At noon, by appointment, comes Mr. Hartlibb and his wife, and a little before them Messrs. Langley and Bostocke (old acquaintances of mine at Westminster, clerks), and after shewing them my house and drinking they set out by water, my wife and I with them down to Wapping on board the “Crowne,” a merchantman, Captain Floyd, a civil person. Here was Vice-Admiral Goodson, whom the more I know the more I value for a serious man and staunch. Here was Whistler the flagmaker, which vexed me, but it mattered not. Here was other sorry company and the discourse poor, so that we had no pleasure there at all, but only to see and bless God to find the difference that is now between our condition and that heretofore, when we were not only much below Hartlibb in all respects, but even these two fellows above named, of whom I am now quite ashamed that ever my education should lead me to such low company, but it is God’s goodness only, for which let him be praised.

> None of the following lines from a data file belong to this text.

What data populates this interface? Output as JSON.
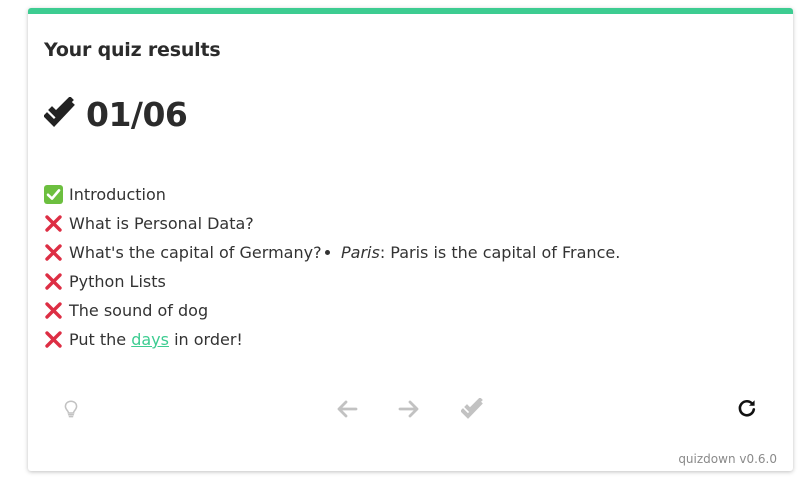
{
  "quiz": {
    "heading": "Your quiz results",
    "score": "01/06",
    "questions": [
      {
        "status": "correct",
        "prefix": "Introduction",
        "link": "",
        "suffix": ""
      },
      {
        "status": "wrong",
        "prefix": "What is Personal Data?",
        "link": "",
        "suffix": ""
      },
      {
        "status": "wrong",
        "prefix": "What's the capital of Germany?",
        "link": "",
        "suffix": ""
      },
      {
        "status": "wrong",
        "prefix": "Python Lists",
        "link": "",
        "suffix": ""
      },
      {
        "status": "wrong",
        "prefix": "The sound of dog",
        "link": "",
        "suffix": ""
      },
      {
        "status": "wrong",
        "prefix": "Put the ",
        "link": "days",
        "suffix": " in order!"
      }
    ],
    "feedback": {
      "answer": "Paris",
      "separator": ": ",
      "explanation": "Paris is the capital of France."
    }
  },
  "controls": {
    "hint_icon": "lightbulb-icon",
    "prev_icon": "arrow-left-icon",
    "next_icon": "arrow-right-icon",
    "check_icon": "double-check-icon",
    "restart_icon": "restart-icon"
  },
  "footer": {
    "version": "quizdown v0.6.0"
  },
  "colors": {
    "accent": "#3dcc91",
    "correct": "#6cbf3f",
    "wrong": "#dd2e44",
    "disabled": "#c2c2c2"
  }
}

After dinner I broke up and with my wife home, and thence to the Fleece in Cornhill, by appointment, to meet my Lord Marlborough, a serious and worthy gentleman, who, after doing our business, about the company, he and they began to talk of the state of the Dutch in India, which is like to be in a little time without any controll; for we are lost there, and the Portuguese as bad.
Thence to the Coffee-house, where good discourse, specially of Lt.-Coll. Baron touching the manners of the Turkes’ Government, among whom he lived long. So to my uncle Wight’s, where late playing at cards, and so home.
I have cut myself much
from the bluntness of the razor
here where a boat
must not drink the water
here was the flagmaker
here was the discourse of the corn
like a lost bad government
playing at cards
Erasure poem derived from The Diary of Samuel Pepys, Friday 29 January 1663/64.